Le trampoline est un sport olympique depuis l’édition de Sydney en 2000. La levalloisienne Marine Jurbert a été la première française a participé à Rio en 2016. Aujourd’hui, les deux amies qui sautent ensemble en synchronisé se « disputent » la place pour partir à Tokyo.
C’est une discipline acrobatique et cardio. Un passage entier dure environ 45 secondes avec les chandelles d’échauffement pour prendre de la hauteur. A partir de la première figure, les sauteurs enchaînent dix figures en 20 secondes. Les athlètes féminines montent à 6/7m de haut alors que les messieurs peuvent aller à 8/9m.
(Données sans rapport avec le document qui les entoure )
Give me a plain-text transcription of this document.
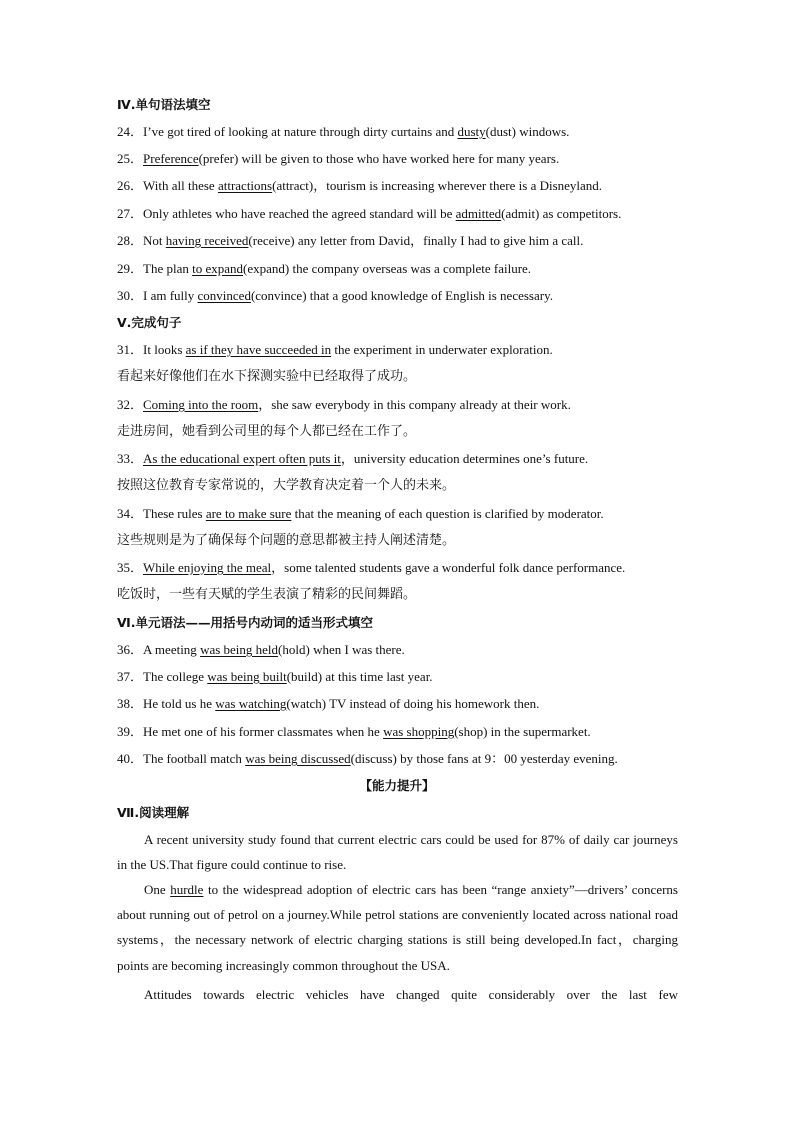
Ⅳ.单句语法填空
24．I’ve got tired of looking at nature through dirty curtains and dusty(dust) windows.
25．Preference(prefer) will be given to those who have worked here for many years.
26．With all these attractions(attract)，tourism is increasing wherever there is a Disneyland.
27．Only athletes who have reached the agreed standard will be admitted(admit) as competitors.
28．Not having received(receive) any letter from David，finally I had to give him a call.
29．The plan to expand(expand) the company overseas was a complete failure.
30．I am fully convinced(convince) that a good knowledge of English is necessary.
Ⅴ.完成句子
31．It looks as if they have succeeded in the experiment in underwater exploration.
看起来好像他们在水下探测实验中已经取得了成功。
32．Coming into the room，she saw everybody in this company already at their work.
走进房间，她看到公司里的每个人都已经在工作了。
33．As the educational expert often puts it，university education determines one’s future.
按照这位教育专家常说的，大学教育决定着一个人的未来。
34．These rules are to make sure that the meaning of each question is clarified by moderator.
这些规则是为了确保每个问题的意思都被主持人阐述清楚。
35．While enjoying the meal，some talented students gave a wonderful folk dance performance.
吃饭时，一些有天赋的学生表演了精彩的民间舞蹈。
Ⅵ.单元语法——用括号内动词的适当形式填空
36．A meeting was being held(hold) when I was there.
37．The college was being built(build) at this time last year.
38．He told us he was watching(watch) TV instead of doing his homework then.
39．He met one of his former classmates when he was shopping(shop) in the supermarket.
40．The football match was being discussed(discuss) by those fans at 9：00 yesterday evening.
【能力提升】
Ⅶ.阅读理解
A recent university study found that current electric cars could be used for 87% of daily car journeys in the US.That figure could continue to rise.
One hurdle to the widespread adoption of electric cars has been “range anxiety”—drivers’ concerns about running out of petrol on a journey.While petrol stations are conveniently located across national road systems，the necessary network of electric charging stations is still being developed.In fact，charging points are becoming increasingly common throughout the USA.
Attitudes towards electric vehicles have changed quite considerably over the last few
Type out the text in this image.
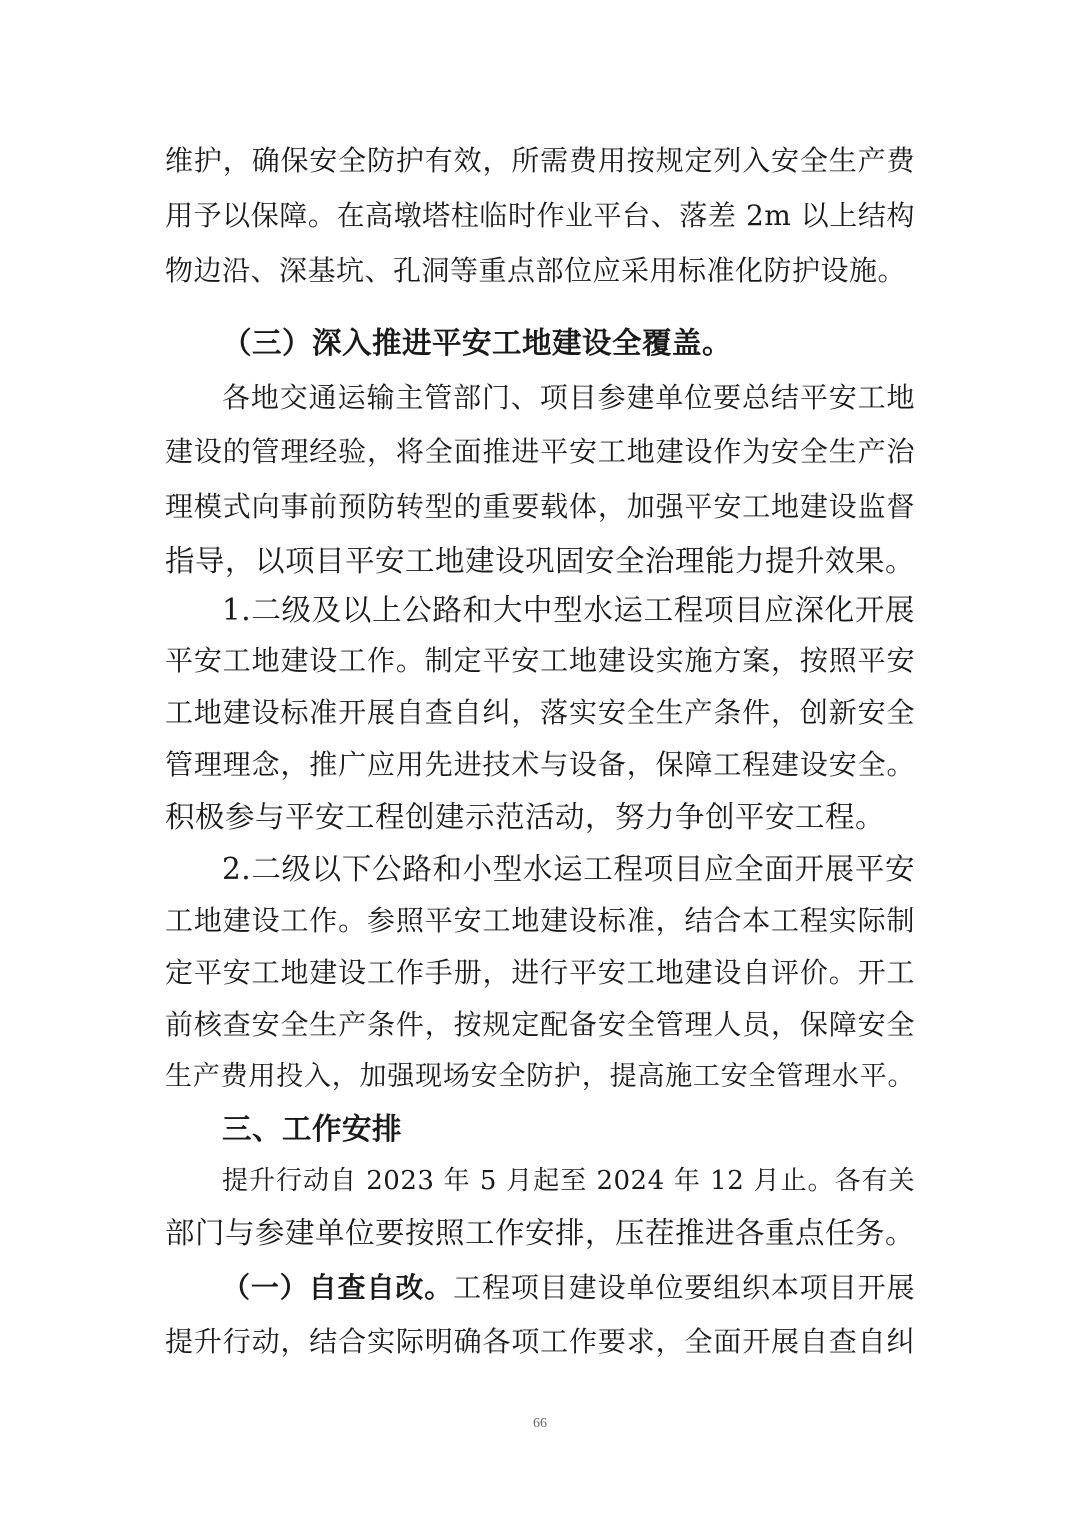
维护，确保安全防护有效，所需费用按规定列入安全生产费
用予以保障。在高墩塔柱临时作业平台、落差 2m 以上结构
物边沿、深基坑、孔洞等重点部位应采用标准化防护设施。
（三）深入推进平安工地建设全覆盖。
各地交通运输主管部门、项目参建单位要总结平安工地
建设的管理经验，将全面推进平安工地建设作为安全生产治
理模式向事前预防转型的重要载体，加强平安工地建设监督
指导，以项目平安工地建设巩固安全治理能力提升效果。
1.二级及以上公路和大中型水运工程项目应深化开展
平安工地建设工作。制定平安工地建设实施方案，按照平安
工地建设标准开展自查自纠，落实安全生产条件，创新安全
管理理念，推广应用先进技术与设备，保障工程建设安全。
积极参与平安工程创建示范活动，努力争创平安工程。
2.二级以下公路和小型水运工程项目应全面开展平安
工地建设工作。参照平安工地建设标准，结合本工程实际制
定平安工地建设工作手册，进行平安工地建设自评价。开工
前核查安全生产条件，按规定配备安全管理人员，保障安全
生产费用投入，加强现场安全防护，提高施工安全管理水平。
三、工作安排
提升行动自 2023 年 5 月起至 2024 年 12 月止。各有关
部门与参建单位要按照工作安排，压茬推进各重点任务。
（一）自查自改。工程项目建设单位要组织本项目开展
提升行动，结合实际明确各项工作要求，全面开展自查自纠
66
En compétition, les athlètes font deux passages. Le premier est constitué de figures simples imposées pour tous les participants et de quatre figues libres comptant pour les points de difficulté. Mais attention, ces figures ne doivent pas être présentes dans le deuxième passage qui est un programme libre. Ce programme peut être le même depuis 10 ans comme celui de Redha Messatfa ou être renouvelé tous les 3 ans comme c’est le cas pour Marine Jurbert.
Huit juges notent. Cinq jugent l’exécution des placements et des techniques et trois pour la difficulté. Dans leur mission, ils sont aidés par les machines situées sous les toiles des trampolines qui calculent le temps de vol et le placement sur la toile.


Léa Labrousse, malade, n’a pas sauté car elle s’est sélectionnée en octobre 2019 aux Masters de Colomiers. Avec Marine, elle a participé à l’épreuve synchronisée.
Léa, c’est 1m56 pour 51kg.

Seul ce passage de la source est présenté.